A frase que abre o conto, “Aqui tudo vai de mal a pior”, antecipa ao leitor a tragédia que será narrada. “É que somos muito pobres”, como se depreende do título, é uma narrativa em 1ª pessoa, na qual se narra a desgraça que se abate numa família. Uma semana antes dos fatos que são narrados no conto, a família já havia enterrado uma tia.

Segue o filho narrando o acontecimento central do conto, uma terrível enchente que assola a região onde ele mora com a família. São três noites de chuva intensa que avolumam as águas do rio, fazendo-o sair do leito e arrastando com ele tudo o que encontrava, levando o pouco que as famílias pobres tinham.

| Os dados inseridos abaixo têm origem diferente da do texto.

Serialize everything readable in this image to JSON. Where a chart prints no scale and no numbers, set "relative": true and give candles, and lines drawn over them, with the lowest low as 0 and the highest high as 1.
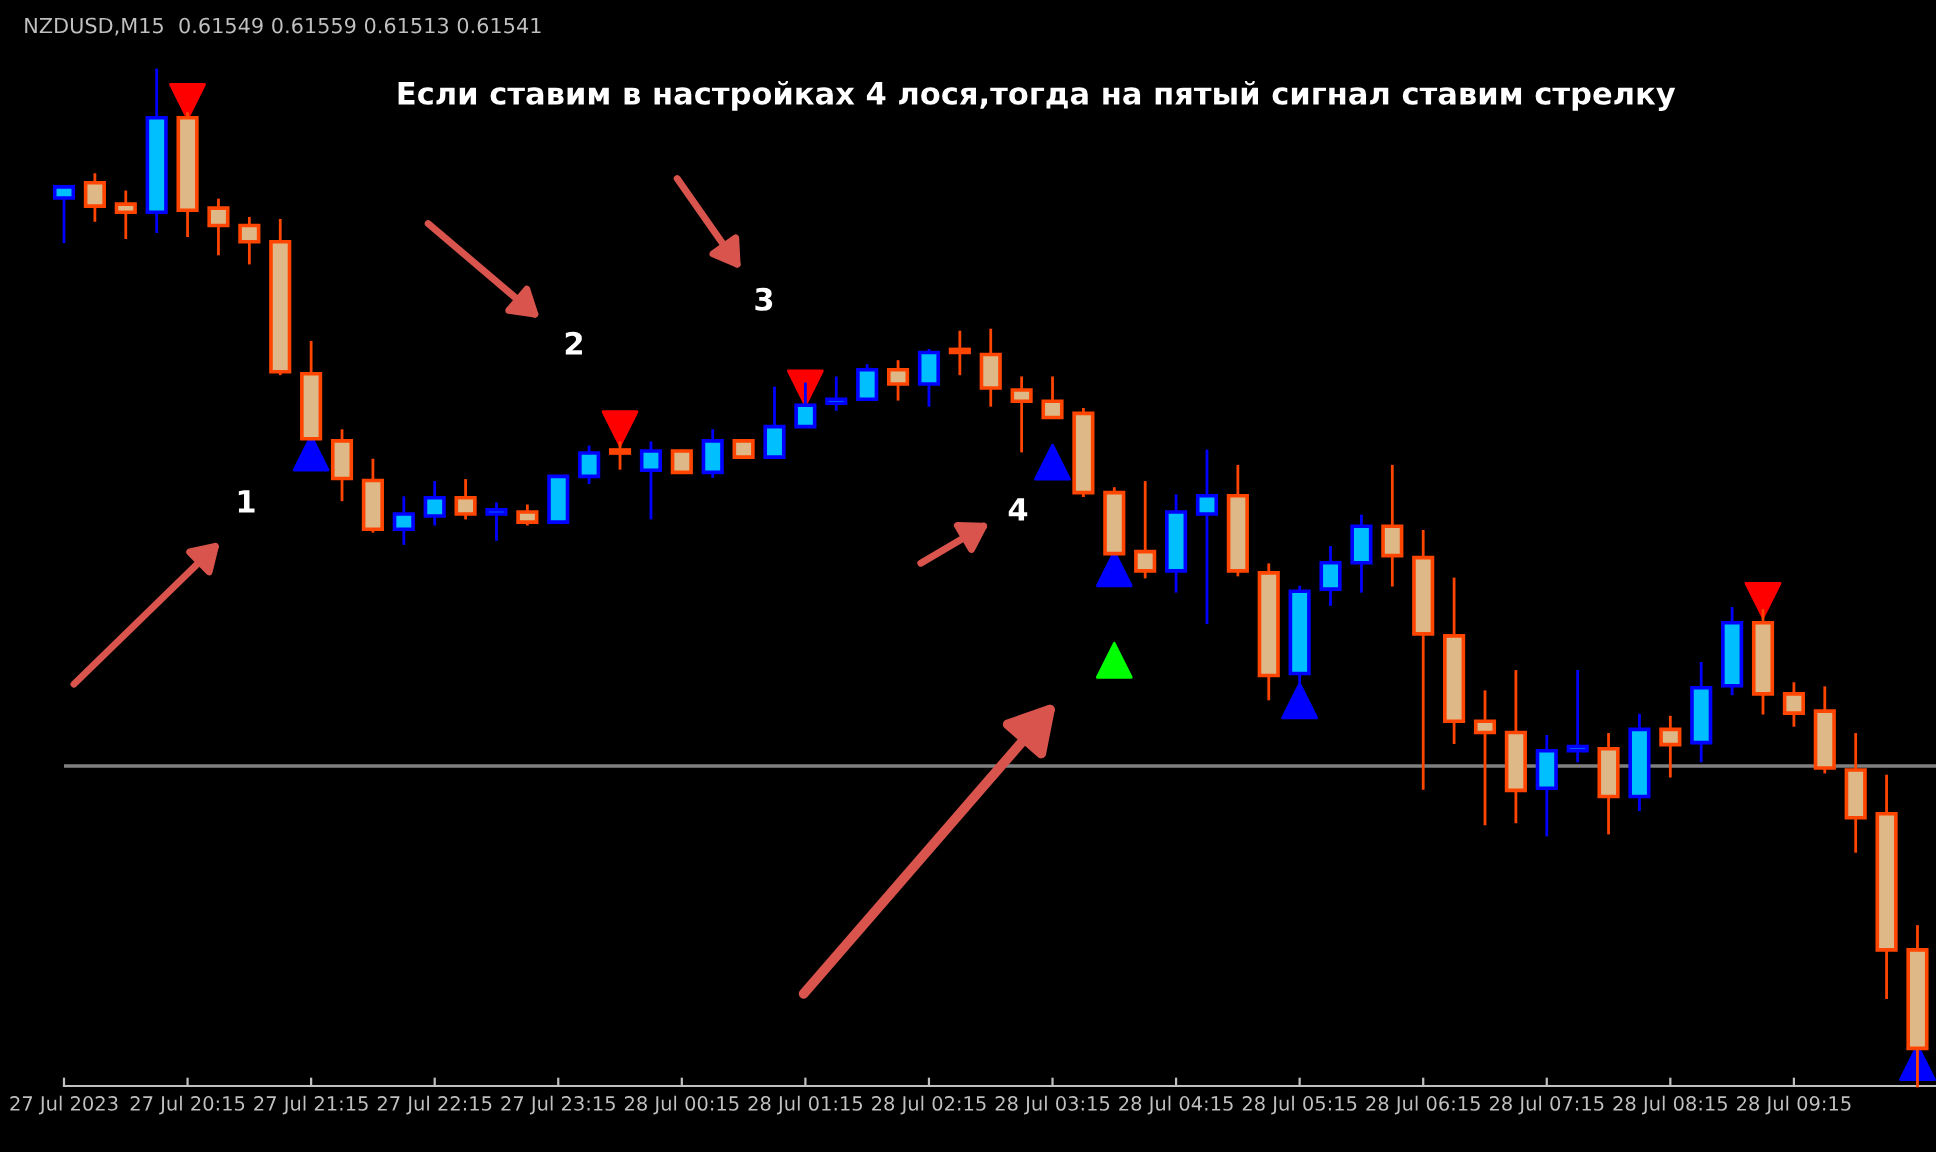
{
  "chart_data": {
    "type": "candlestick",
    "relative": true,
    "title": "Если ставим в настройках 4 лося,тогда на пятый сигнал ставим стрелку",
    "annotations": [
      "NZDUSD,M15  0.61549 0.61559 0.61513 0.61541",
      "1",
      "2",
      "3",
      "4"
    ],
    "x": [
      "2023-07-27T19:15",
      "2023-07-27T19:30",
      "2023-07-27T19:45",
      "2023-07-27T20:00",
      "2023-07-27T20:15",
      "2023-07-27T20:30",
      "2023-07-27T20:45",
      "2023-07-27T21:00",
      "2023-07-27T21:15",
      "2023-07-27T21:30",
      "2023-07-27T21:45",
      "2023-07-27T22:00",
      "2023-07-27T22:15",
      "2023-07-27T22:30",
      "2023-07-27T22:45",
      "2023-07-27T23:00",
      "2023-07-27T23:15",
      "2023-07-27T23:30",
      "2023-07-27T23:45",
      "2023-07-28T00:00",
      "2023-07-28T00:15",
      "2023-07-28T00:30",
      "2023-07-28T00:45",
      "2023-07-28T01:00",
      "2023-07-28T01:15",
      "2023-07-28T01:30",
      "2023-07-28T01:45",
      "2023-07-28T02:00",
      "2023-07-28T02:15",
      "2023-07-28T02:30",
      "2023-07-28T02:45",
      "2023-07-28T03:00",
      "2023-07-28T03:15",
      "2023-07-28T03:30",
      "2023-07-28T03:45",
      "2023-07-28T04:00",
      "2023-07-28T04:15",
      "2023-07-28T04:30",
      "2023-07-28T04:45",
      "2023-07-28T05:00",
      "2023-07-28T05:15",
      "2023-07-28T05:30",
      "2023-07-28T05:45",
      "2023-07-28T06:00",
      "2023-07-28T06:15",
      "2023-07-28T06:30",
      "2023-07-28T06:45",
      "2023-07-28T07:00",
      "2023-07-28T07:15",
      "2023-07-28T07:30",
      "2023-07-28T07:45",
      "2023-07-28T08:00",
      "2023-07-28T08:15",
      "2023-07-28T08:30",
      "2023-07-28T08:45",
      "2023-07-28T09:00",
      "2023-07-28T09:15",
      "2023-07-28T09:30",
      "2023-07-28T09:45",
      "2023-07-28T10:00",
      "2023-07-28T10:15"
    ],
    "ohlc": [
      [
        0.874,
        0.885,
        0.831,
        0.885
      ],
      [
        0.889,
        0.897,
        0.852,
        0.866
      ],
      [
        0.868,
        0.88,
        0.835,
        0.86
      ],
      [
        0.86,
        1.0,
        0.841,
        0.953
      ],
      [
        0.953,
        0.957,
        0.837,
        0.862
      ],
      [
        0.864,
        0.872,
        0.819,
        0.847
      ],
      [
        0.847,
        0.854,
        0.81,
        0.831
      ],
      [
        0.831,
        0.852,
        0.701,
        0.703
      ],
      [
        0.701,
        0.732,
        0.637,
        0.637
      ],
      [
        0.635,
        0.645,
        0.577,
        0.598
      ],
      [
        0.596,
        0.616,
        0.546,
        0.548
      ],
      [
        0.548,
        0.579,
        0.534,
        0.563
      ],
      [
        0.561,
        0.594,
        0.553,
        0.579
      ],
      [
        0.579,
        0.596,
        0.559,
        0.563
      ],
      [
        0.563,
        0.573,
        0.538,
        0.567
      ],
      [
        0.565,
        0.571,
        0.553,
        0.555
      ],
      [
        0.555,
        0.6,
        0.555,
        0.6
      ],
      [
        0.6,
        0.629,
        0.594,
        0.623
      ],
      [
        0.623,
        0.633,
        0.608,
        0.623
      ],
      [
        0.606,
        0.633,
        0.559,
        0.625
      ],
      [
        0.625,
        0.625,
        0.604,
        0.604
      ],
      [
        0.604,
        0.645,
        0.6,
        0.635
      ],
      [
        0.635,
        0.635,
        0.619,
        0.619
      ],
      [
        0.619,
        0.687,
        0.619,
        0.649
      ],
      [
        0.649,
        0.691,
        0.649,
        0.67
      ],
      [
        0.672,
        0.697,
        0.666,
        0.676
      ],
      [
        0.676,
        0.709,
        0.676,
        0.705
      ],
      [
        0.705,
        0.713,
        0.676,
        0.691
      ],
      [
        0.691,
        0.724,
        0.67,
        0.722
      ],
      [
        0.722,
        0.742,
        0.701,
        0.722
      ],
      [
        0.72,
        0.744,
        0.67,
        0.687
      ],
      [
        0.685,
        0.697,
        0.625,
        0.674
      ],
      [
        0.674,
        0.697,
        0.658,
        0.658
      ],
      [
        0.662,
        0.666,
        0.581,
        0.584
      ],
      [
        0.584,
        0.588,
        0.524,
        0.524
      ],
      [
        0.526,
        0.594,
        0.501,
        0.507
      ],
      [
        0.507,
        0.581,
        0.487,
        0.565
      ],
      [
        0.563,
        0.625,
        0.456,
        0.581
      ],
      [
        0.581,
        0.61,
        0.503,
        0.507
      ],
      [
        0.505,
        0.513,
        0.381,
        0.404
      ],
      [
        0.406,
        0.491,
        0.392,
        0.487
      ],
      [
        0.489,
        0.53,
        0.474,
        0.515
      ],
      [
        0.515,
        0.561,
        0.487,
        0.551
      ],
      [
        0.551,
        0.61,
        0.493,
        0.522
      ],
      [
        0.52,
        0.546,
        0.293,
        0.445
      ],
      [
        0.443,
        0.499,
        0.338,
        0.359
      ],
      [
        0.359,
        0.388,
        0.258,
        0.348
      ],
      [
        0.348,
        0.408,
        0.26,
        0.291
      ],
      [
        0.293,
        0.344,
        0.247,
        0.33
      ],
      [
        0.33,
        0.408,
        0.32,
        0.334
      ],
      [
        0.332,
        0.346,
        0.249,
        0.285
      ],
      [
        0.285,
        0.365,
        0.272,
        0.351
      ],
      [
        0.351,
        0.363,
        0.305,
        0.336
      ],
      [
        0.338,
        0.416,
        0.32,
        0.392
      ],
      [
        0.394,
        0.47,
        0.386,
        0.456
      ],
      [
        0.456,
        0.468,
        0.367,
        0.386
      ],
      [
        0.386,
        0.396,
        0.355,
        0.367
      ],
      [
        0.369,
        0.392,
        0.309,
        0.313
      ],
      [
        0.311,
        0.346,
        0.231,
        0.264
      ],
      [
        0.268,
        0.305,
        0.087,
        0.134
      ],
      [
        0.134,
        0.157,
        0.0,
        0.037
      ]
    ],
    "colors": [
      "#00bfff",
      "#deb887",
      "#deb887",
      "#00bfff",
      "#deb887",
      "#deb887",
      "#deb887",
      "#deb887",
      "#deb887",
      "#deb887",
      "#deb887",
      "#00bfff",
      "#00bfff",
      "#deb887",
      "#00bfff",
      "#deb887",
      "#00bfff",
      "#00bfff",
      "#deb887",
      "#00bfff",
      "#deb887",
      "#00bfff",
      "#deb887",
      "#00bfff",
      "#00bfff",
      "#00bfff",
      "#00bfff",
      "#deb887",
      "#00bfff",
      "#deb887",
      "#deb887",
      "#deb887",
      "#deb887",
      "#deb887",
      "#deb887",
      "#deb887",
      "#00bfff",
      "#00bfff",
      "#deb887",
      "#deb887",
      "#00bfff",
      "#00bfff",
      "#00bfff",
      "#deb887",
      "#deb887",
      "#deb887",
      "#deb887",
      "#deb887",
      "#00bfff",
      "#00bfff",
      "#deb887",
      "#00bfff",
      "#deb887",
      "#00bfff",
      "#00bfff",
      "#deb887",
      "#deb887",
      "#deb887",
      "#deb887",
      "#deb887",
      "#deb887"
    ],
    "series": [
      {
        "type": "scatter",
        "marker": "triangle",
        "color": "#ff0000",
        "x": [
          "2023-07-27T20:15",
          "2023-07-27T23:45",
          "2023-07-28T01:15",
          "2023-07-28T09:00"
        ],
        "values": [
          0.969,
          0.647,
          0.687,
          0.478
        ]
      },
      {
        "type": "scatter",
        "marker": "triangle",
        "color": "#0000ff",
        "x": [
          "2023-07-27T21:15",
          "2023-07-28T03:15",
          "2023-07-28T03:45",
          "2023-07-28T05:15",
          "2023-07-28T10:15"
        ],
        "values": [
          0.623,
          0.614,
          0.509,
          0.379,
          0.023
        ]
      },
      {
        "type": "scatter",
        "marker": "triangle",
        "color": "#00ff00",
        "x": [
          "2023-07-28T03:45"
        ],
        "values": [
          0.419
        ]
      }
    ],
    "ref_lines": [
      {
        "axis": "y",
        "value": 0.315,
        "color": "#808080"
      }
    ],
    "xlim": [
      "2023-07-27T19:15",
      "2023-07-28T10:24"
    ],
    "xticks": [
      {
        "value": "2023-07-27T19:15",
        "label": "27 Jul 2023"
      },
      {
        "value": "2023-07-27T20:15",
        "label": "27 Jul 20:15"
      },
      {
        "value": "2023-07-27T21:15",
        "label": "27 Jul 21:15"
      },
      {
        "value": "2023-07-27T22:15",
        "label": "27 Jul 22:15"
      },
      {
        "value": "2023-07-27T23:15",
        "label": "27 Jul 23:15"
      },
      {
        "value": "2023-07-28T00:15",
        "label": "28 Jul 00:15"
      },
      {
        "value": "2023-07-28T01:15",
        "label": "28 Jul 01:15"
      },
      {
        "value": "2023-07-28T02:15",
        "label": "28 Jul 02:15"
      },
      {
        "value": "2023-07-28T03:15",
        "label": "28 Jul 03:15"
      },
      {
        "value": "2023-07-28T04:15",
        "label": "28 Jul 04:15"
      },
      {
        "value": "2023-07-28T05:15",
        "label": "28 Jul 05:15"
      },
      {
        "value": "2023-07-28T06:15",
        "label": "28 Jul 06:15"
      },
      {
        "value": "2023-07-28T07:15",
        "label": "28 Jul 07:15"
      },
      {
        "value": "2023-07-28T08:15",
        "label": "28 Jul 08:15"
      },
      {
        "value": "2023-07-28T09:15",
        "label": "28 Jul 09:15"
      }
    ],
    "tick_labels": "x",
    "grid": false
  }
}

O narrador e sua irmã, Tacha, uma jovem cujos peitos só agora começam a crescer, ficam a olhar a destruição provocada que levara árvores, pontes e animais. O narrador descobre que a enchente levara Serpentina, uma vaca que o pai dera a Tacha. Sai pelo local, perguntando se alguém vira a vaca. Um morador informa que vira o animal, já com as patas para cima, ser arrastado pela correnteza. Sobre o bezerro, filho de Serpentina, nenhuma informação conseguiu obter.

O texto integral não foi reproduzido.